Somewhere around 1993 a tattoo artist in Bloomington, Indiana called St. Marq tattooed Sly on my right shoulder for $150. I wanted to do the shot from the inside of Fresh but Sly’s face is half-shadowed and Marq told me he needed something higher contrast or it wouldn’t look right. I took the shot from the back cover of Back on The Right Track and Marq did a pretty amazing job. Only two people have ever guessed correctly in the fifteen years since and I’ve heard it all, Buckwheat, Angela Davis, you name it. Thankfully I’m not sleeveless outside the house that often. Speaking of which, here I am inside the house on paternity leave with Lucinda about a year ago:
Early in 1994 I grabbed a bottle of Boone’s Farm wine from the Bloomington Village Pantry (a 7-11 sort of joint) and walked the mile through campus toward Kinko’s. By midnight I’d finished the bottle and stumbled into Kinko’s front door. I remember a feeling of regret at that moment, wishing the walk were shorter and I weren’t already a bottle of cheap wine deep, because I had a backpack full of albums and magazines and a birthday art project ahead of me: I was on a mission to make a Fresh/Small Talk zine for my then-girlfriend Kim Howitt. Regardless, I set up shop at a table in Kinko’s and got to work, creating what I thought to be a worthy companion to the Fresh/Small Talk cassette tape I’d sent her months previous. Remember these albums weren’t on CD yet (Small Talk was released domestically on CD in 2007, I believe) and if you didn’t have the vinyl you didn’t have the lyrics.

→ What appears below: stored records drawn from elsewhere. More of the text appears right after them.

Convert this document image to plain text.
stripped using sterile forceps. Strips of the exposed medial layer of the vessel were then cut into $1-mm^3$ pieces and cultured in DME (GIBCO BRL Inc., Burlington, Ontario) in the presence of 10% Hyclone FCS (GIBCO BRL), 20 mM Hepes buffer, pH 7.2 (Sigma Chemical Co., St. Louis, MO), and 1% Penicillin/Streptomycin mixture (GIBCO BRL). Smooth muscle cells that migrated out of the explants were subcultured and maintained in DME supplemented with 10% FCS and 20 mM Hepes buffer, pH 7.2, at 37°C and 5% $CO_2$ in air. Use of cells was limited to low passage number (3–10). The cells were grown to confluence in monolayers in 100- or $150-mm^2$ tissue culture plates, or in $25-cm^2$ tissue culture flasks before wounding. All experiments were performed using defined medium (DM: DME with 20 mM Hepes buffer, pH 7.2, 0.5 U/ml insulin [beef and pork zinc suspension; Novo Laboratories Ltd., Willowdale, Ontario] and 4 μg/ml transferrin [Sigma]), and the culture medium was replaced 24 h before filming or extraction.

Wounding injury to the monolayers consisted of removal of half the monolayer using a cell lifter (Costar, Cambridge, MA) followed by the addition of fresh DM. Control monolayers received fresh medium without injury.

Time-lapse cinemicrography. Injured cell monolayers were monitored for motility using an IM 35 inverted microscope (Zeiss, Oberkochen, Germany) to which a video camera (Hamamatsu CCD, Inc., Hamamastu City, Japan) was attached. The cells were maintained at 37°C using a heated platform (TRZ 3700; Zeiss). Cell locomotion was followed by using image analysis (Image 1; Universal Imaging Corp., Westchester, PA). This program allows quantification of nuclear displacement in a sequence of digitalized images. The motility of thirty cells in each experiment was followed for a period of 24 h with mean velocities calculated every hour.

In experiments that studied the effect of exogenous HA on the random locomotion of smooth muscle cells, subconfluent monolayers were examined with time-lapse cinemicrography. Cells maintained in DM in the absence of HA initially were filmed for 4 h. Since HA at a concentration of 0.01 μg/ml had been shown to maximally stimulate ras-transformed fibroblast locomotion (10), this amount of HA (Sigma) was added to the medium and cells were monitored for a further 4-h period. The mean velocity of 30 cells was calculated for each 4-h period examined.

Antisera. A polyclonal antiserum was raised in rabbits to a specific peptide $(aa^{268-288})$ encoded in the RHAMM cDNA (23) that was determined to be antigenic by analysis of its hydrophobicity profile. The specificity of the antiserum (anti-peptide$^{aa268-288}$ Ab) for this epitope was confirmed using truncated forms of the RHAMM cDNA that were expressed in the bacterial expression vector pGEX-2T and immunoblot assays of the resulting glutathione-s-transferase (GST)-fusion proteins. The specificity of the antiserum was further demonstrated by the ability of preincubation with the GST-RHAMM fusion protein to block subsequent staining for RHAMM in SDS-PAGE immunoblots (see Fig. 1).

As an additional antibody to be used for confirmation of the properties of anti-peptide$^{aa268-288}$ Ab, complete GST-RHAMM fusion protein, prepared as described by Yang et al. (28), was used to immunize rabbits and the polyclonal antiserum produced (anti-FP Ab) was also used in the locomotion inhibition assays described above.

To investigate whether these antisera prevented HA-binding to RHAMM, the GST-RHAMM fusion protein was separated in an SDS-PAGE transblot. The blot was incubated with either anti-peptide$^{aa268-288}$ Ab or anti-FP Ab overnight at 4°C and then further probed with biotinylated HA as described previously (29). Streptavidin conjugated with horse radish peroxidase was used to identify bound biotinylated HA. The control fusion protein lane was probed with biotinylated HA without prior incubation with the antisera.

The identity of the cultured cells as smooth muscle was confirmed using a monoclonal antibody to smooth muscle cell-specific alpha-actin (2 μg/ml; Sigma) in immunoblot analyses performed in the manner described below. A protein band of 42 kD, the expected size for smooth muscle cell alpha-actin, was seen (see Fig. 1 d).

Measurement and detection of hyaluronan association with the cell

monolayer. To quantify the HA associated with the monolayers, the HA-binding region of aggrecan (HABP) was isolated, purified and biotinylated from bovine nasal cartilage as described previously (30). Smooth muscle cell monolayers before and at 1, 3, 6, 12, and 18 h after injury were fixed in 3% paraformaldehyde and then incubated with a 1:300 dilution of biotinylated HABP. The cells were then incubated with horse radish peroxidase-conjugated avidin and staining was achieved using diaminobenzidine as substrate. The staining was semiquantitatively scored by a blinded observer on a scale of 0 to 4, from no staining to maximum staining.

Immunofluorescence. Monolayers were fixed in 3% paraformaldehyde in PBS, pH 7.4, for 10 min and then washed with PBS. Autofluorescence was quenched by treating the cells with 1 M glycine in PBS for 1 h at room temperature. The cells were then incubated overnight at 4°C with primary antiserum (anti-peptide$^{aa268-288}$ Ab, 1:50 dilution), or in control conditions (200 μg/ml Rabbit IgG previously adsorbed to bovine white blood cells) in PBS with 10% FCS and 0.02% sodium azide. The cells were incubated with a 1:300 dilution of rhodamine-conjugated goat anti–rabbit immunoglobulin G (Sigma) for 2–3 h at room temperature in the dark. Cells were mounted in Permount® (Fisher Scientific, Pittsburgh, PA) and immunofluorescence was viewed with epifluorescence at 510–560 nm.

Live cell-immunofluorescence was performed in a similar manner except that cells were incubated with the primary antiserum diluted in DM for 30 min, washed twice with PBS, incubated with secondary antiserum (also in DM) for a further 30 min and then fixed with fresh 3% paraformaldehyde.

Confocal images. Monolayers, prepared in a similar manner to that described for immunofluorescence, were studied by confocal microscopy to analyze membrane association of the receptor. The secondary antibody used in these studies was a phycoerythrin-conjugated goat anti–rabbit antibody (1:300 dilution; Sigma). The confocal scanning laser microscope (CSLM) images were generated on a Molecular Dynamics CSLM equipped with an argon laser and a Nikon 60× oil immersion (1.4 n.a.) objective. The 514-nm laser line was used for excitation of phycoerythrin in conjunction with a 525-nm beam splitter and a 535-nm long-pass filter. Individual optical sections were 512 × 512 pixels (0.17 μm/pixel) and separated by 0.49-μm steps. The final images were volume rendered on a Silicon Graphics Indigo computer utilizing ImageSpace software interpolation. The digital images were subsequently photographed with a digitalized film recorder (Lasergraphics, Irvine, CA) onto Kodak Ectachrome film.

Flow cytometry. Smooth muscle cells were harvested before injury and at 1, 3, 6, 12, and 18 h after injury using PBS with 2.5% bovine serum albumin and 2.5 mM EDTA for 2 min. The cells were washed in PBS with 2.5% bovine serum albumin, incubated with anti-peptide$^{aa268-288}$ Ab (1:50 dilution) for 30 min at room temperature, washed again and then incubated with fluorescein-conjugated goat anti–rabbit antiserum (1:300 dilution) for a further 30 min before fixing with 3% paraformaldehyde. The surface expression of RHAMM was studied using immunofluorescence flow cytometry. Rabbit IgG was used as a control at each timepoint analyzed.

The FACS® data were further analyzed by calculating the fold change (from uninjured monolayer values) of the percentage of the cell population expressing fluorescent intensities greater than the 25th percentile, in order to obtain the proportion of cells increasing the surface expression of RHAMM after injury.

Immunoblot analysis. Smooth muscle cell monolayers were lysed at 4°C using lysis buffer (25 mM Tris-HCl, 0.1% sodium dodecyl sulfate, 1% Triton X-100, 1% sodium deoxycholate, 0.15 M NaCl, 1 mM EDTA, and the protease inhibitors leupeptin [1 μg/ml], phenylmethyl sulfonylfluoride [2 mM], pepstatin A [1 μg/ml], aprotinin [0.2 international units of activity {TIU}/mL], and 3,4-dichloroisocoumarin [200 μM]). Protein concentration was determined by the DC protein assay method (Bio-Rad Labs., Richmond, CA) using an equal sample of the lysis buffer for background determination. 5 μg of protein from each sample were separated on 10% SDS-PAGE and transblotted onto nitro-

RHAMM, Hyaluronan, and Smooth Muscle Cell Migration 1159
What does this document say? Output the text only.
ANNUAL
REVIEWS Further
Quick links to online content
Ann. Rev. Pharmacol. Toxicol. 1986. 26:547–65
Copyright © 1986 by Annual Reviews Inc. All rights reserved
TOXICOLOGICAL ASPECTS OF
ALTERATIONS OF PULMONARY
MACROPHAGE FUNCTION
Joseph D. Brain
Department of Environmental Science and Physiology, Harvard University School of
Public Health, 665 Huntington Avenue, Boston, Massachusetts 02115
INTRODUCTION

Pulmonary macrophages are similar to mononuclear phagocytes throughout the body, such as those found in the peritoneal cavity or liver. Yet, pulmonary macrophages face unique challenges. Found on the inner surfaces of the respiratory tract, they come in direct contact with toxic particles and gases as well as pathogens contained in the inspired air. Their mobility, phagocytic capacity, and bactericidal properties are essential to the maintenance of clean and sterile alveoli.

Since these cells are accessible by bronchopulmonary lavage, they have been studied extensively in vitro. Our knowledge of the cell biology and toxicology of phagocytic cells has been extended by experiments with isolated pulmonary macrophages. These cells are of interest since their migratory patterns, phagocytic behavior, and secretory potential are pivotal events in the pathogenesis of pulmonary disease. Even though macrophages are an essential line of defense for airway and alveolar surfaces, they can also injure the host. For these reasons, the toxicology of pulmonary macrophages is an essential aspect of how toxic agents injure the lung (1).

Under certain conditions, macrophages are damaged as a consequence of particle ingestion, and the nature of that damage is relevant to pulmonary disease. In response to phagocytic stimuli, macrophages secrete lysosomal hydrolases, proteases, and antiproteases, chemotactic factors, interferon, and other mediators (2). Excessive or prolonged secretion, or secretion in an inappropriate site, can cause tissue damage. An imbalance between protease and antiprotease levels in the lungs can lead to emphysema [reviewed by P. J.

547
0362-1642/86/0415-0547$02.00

Cut to yesterday when my wife’s dad brought over a bunch of boxes which needed storing…I was moving things around in the garage and found the original copy of the Fresh/Small Talk zine pretty much fully in tact (surprising since I’ve lost most any of this kind of artifact since leaving Indiana). I scanned it and threw it at my Flickr account as part of an ongoing tribute to two of the best records of all time. Enjoy.
Tattooing a face on your body is almost as dumb as tattooing your fingers — I don’t recommend it. But Sly has served me well there. Alan Elliott still credits the tattoo with his first love for me, I bared it for the guy that owns Blue Note records in Miami and he came up off one of two alternate mixes of Fresh he was hiding in the back room, and my driver in SF a couple weeks back nearly fell out of the car upon seeing it — I had to show it to him after he spent half the drive telling me about hanging out with Sly in SF in the 60s. The good news is I haven’t changed my mind about Sly one bit since I put him there, those records still make me emotional every time I hear them.
ian
ps – Epic put out a decent CD box set of everything up through Small Talk this year. It’s a canon worth owning. Well worth the $63. Go for it.